Guatemala: esercizi di libertà
WJ #109Il nostro crimine è stato nascere poveri. Non sapevamo nulla della politica o delle ideologie, ci dovevamo difendere per il solo fatto di non avere nulla. Petrona
A quasi 25 anni dalla fine della guerra civile la cultura maya guatemalteca cerca di resistere di fronte alle nuove sfide che la tradizione indigena deve affrontare: la memoria storica, la conservazione della propria lingua e della propria spiritualità, la sostenibilità economica e la salvaguardia ambientale.
Allo scoppio della guerra civile guatemalteca, nel 1960, molti indigeni non sapevano parlare in spagnolo ma solo il loro dialetto maya. Quando si trattava di reclamare i propri diritti, insomma, non erano nemmeno capiti. “Ci affidammo a un avvocato, eravamo 65 famiglie che chiedevano di riavere le loro terre e di poter continuare a fare il loro lavoro”. A parlare è Pedro Ramirez Tiney, portavoce del comitato dei tuleros di Santiago, la vivace cittadina adagiata alle pendici del vulcano Atitlán, sulle sponde dell’omonimo lago. Da secoli la loro sopravvivenza è legata a una pianta acquatica, il tule, che cresce solo sulle sponde del lago. Dalla lavorazione e dall’intreccio dei suoi fusti essiccati si ricavano tappeti di varie dimensioni, molti dei quali usati come materassi dalla popolazione locale. “La dittatura voleva eliminarci colpendo la cosa più preziosa che abbiamo: la nostra cultura e le nostre tradizioni” racconta Pedro, fiero del fatto che i tuleros siano stati in grado di resistere. “Oggi con il nostro tule cerchiamo anche di proteggere un intero ecosistema: la pianta infatti è un filtro verde efficacissimo nel trattenere il fosforo portato dal vulcano e permette all’acqua del lago di essere più sana, priva di cianobatteri e di sostanze inquinanti. Fino a qualche anno fa il governo, invece, pensava invece che fosse solo una pianta silvestre completamente inutile.”

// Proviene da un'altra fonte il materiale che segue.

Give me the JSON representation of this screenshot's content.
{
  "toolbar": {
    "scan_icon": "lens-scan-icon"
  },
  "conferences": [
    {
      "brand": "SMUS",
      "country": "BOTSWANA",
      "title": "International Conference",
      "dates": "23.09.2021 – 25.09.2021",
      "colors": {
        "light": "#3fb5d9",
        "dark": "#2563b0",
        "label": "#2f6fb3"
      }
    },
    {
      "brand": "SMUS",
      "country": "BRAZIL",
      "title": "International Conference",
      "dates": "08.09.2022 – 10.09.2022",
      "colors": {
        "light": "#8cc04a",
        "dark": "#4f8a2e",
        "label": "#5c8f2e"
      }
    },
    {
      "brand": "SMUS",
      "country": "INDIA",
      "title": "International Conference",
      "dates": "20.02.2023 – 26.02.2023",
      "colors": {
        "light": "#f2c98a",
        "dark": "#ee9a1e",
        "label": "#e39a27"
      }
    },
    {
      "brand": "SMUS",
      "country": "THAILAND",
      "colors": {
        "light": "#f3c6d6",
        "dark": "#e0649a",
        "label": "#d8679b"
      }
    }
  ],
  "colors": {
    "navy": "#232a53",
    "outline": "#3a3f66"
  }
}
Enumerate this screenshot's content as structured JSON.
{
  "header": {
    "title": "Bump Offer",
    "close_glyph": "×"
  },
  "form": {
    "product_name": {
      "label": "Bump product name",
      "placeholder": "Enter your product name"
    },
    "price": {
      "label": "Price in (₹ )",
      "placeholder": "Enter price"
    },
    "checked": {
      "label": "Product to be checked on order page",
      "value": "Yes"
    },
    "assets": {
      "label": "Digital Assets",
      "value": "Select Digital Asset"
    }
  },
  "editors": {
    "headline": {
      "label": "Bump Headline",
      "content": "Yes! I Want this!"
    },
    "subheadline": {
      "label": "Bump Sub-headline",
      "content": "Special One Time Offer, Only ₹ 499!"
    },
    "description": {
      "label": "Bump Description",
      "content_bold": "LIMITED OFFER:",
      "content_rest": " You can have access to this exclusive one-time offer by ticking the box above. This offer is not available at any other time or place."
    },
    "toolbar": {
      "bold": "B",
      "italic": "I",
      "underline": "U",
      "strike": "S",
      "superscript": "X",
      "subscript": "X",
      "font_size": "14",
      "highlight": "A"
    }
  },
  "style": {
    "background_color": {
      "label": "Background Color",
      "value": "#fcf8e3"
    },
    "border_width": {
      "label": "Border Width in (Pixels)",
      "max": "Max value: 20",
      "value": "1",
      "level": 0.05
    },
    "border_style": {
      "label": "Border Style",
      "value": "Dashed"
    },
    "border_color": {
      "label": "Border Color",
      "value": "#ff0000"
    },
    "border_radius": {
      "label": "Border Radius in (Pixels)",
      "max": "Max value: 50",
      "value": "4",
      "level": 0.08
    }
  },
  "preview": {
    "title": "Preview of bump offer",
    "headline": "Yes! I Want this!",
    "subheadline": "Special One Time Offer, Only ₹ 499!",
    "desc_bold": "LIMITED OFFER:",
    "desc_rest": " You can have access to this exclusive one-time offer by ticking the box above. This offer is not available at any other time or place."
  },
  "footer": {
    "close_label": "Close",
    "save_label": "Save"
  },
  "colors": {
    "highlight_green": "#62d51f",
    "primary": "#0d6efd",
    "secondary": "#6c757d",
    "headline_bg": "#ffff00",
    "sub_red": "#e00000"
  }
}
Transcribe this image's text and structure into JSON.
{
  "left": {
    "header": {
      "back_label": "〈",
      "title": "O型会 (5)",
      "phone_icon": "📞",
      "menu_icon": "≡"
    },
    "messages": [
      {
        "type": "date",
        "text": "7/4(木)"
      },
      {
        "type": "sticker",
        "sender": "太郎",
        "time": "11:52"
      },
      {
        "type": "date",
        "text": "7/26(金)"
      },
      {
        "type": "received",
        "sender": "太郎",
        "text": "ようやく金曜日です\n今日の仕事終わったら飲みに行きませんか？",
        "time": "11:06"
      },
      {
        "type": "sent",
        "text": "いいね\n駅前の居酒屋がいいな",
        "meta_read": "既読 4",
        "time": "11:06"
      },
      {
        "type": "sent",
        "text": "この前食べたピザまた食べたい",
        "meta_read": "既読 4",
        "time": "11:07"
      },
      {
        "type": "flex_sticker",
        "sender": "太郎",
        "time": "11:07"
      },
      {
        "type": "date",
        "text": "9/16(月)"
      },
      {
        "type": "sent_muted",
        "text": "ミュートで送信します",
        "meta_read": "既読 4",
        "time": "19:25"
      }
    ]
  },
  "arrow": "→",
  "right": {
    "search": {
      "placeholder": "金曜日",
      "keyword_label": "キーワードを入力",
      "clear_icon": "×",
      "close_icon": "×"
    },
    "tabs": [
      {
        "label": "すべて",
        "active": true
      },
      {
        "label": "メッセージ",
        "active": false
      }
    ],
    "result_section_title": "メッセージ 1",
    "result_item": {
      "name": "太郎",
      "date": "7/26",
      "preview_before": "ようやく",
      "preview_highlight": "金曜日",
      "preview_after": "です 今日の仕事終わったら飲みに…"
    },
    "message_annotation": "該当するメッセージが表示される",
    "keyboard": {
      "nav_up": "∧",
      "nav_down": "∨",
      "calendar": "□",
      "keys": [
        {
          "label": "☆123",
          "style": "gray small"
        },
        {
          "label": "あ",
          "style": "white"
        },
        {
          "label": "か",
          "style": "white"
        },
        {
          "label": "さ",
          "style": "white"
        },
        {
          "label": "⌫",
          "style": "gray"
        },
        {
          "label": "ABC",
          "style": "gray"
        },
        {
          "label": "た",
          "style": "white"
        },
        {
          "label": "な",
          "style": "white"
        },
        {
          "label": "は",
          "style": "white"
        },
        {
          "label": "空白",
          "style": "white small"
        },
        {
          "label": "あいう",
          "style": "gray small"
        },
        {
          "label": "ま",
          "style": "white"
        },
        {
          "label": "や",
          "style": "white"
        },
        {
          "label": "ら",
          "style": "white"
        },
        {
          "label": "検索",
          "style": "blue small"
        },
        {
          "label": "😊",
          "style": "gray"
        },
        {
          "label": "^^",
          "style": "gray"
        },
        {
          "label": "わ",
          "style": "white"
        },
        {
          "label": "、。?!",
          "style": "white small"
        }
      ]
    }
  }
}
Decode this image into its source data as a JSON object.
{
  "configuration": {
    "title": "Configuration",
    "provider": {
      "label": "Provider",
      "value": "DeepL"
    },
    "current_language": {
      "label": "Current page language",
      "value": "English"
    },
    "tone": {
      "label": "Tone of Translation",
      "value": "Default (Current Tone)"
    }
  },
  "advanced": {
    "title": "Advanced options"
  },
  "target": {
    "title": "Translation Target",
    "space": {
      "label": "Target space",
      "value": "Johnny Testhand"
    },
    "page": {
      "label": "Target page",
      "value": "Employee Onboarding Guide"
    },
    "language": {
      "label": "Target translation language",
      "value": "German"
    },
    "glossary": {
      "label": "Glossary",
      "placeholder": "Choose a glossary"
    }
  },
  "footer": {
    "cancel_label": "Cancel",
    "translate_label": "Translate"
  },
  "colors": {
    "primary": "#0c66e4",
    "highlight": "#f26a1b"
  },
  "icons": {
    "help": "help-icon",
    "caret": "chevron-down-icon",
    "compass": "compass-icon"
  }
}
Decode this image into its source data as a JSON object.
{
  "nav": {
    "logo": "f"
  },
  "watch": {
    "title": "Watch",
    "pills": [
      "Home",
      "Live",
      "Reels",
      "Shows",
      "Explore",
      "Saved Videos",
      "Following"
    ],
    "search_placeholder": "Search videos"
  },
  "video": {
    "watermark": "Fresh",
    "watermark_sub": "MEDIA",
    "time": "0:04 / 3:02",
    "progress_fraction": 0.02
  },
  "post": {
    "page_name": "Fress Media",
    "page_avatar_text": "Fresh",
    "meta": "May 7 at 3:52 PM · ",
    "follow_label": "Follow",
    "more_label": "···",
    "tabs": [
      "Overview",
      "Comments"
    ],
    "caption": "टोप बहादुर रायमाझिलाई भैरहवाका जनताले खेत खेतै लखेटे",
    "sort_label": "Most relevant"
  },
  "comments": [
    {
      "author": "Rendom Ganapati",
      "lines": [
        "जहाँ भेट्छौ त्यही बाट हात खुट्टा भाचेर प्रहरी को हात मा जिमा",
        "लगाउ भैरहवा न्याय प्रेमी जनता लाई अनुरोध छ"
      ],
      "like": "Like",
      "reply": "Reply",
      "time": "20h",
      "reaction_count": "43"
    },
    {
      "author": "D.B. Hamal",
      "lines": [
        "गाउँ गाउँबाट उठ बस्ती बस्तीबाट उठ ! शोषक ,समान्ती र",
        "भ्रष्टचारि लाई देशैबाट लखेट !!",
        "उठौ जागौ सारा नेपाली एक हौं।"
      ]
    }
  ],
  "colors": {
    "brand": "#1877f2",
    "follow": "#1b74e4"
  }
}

Viaggiare per il Guatemala significa raccogliere decine di testimonianze come questa. Ma il Paese è un puzzle culturale da ricostruire pezzo per pezzo, incontro dopo incontro. Dalle fincas di caffè ancora in mano allo sfruttamento delle multinazionali a quelle tornate finalmente in mano ai locali; dalla riscoperta della spiritualità maya all’invasione delle chiese evangeliche; dalla produzione a chilometro zero alle esasperate monoculture della frutta che tanta parte hanno avuto negli equilibri politici del Paese.
Punto di arrivo (o di ripartenza), un minuscolo punto sulla carta geografica: Nuevo Horizonte, nella vasta e pianeggiante regione del Petén. È una comunità di ex-guerriglieri che alla fine della guerra civile, rimasti senza terra e dimenticati dal governo, hanno dato avvio a una cooperativa che oggi si autosostiene grazie all’agricoltura, all’allevamento, a piccoli progetti di imprenditoria e anche grazie al turismo. Basta pranzare nel piccolo ristorante comunitario o farsi accompagnare da Roni e Raul nella selva dove per anni si sono nascosti, per conoscere sulla storia del Guatemala molto più di quello che un libro di scuola possa mai raccontare. Tra le fondatrici della cooperativa c’è anche Petrona. Le sue parole, dolci e misurate, riassumono con una forza devastante ciò che è toccato a migliaia di indigeni: “Abbiamo cresciuto i nostri figli nella selva, eravamo contadini come siamo oggi, vivevamo nelle nostre piccole e umili case fino quando ci siamo trovati costretti a scappare. Ci hanno accusati di essere sovversivi comunisti ma non sapevano nemmeno cosa fosse il comunismo. Ci uccidevano peggio che animali perché eravamo poveri e non servivamo.” Oggi a Nuevo Horizonte l’istruzione e le cure mediche sono gratuite. Si insegna l’equità di genere, la coscienza di classe, il rispetto della natura, le buone pratiche per costruire un’economia a misura d’uomo. Ci si esercita, insomma, alla libertà.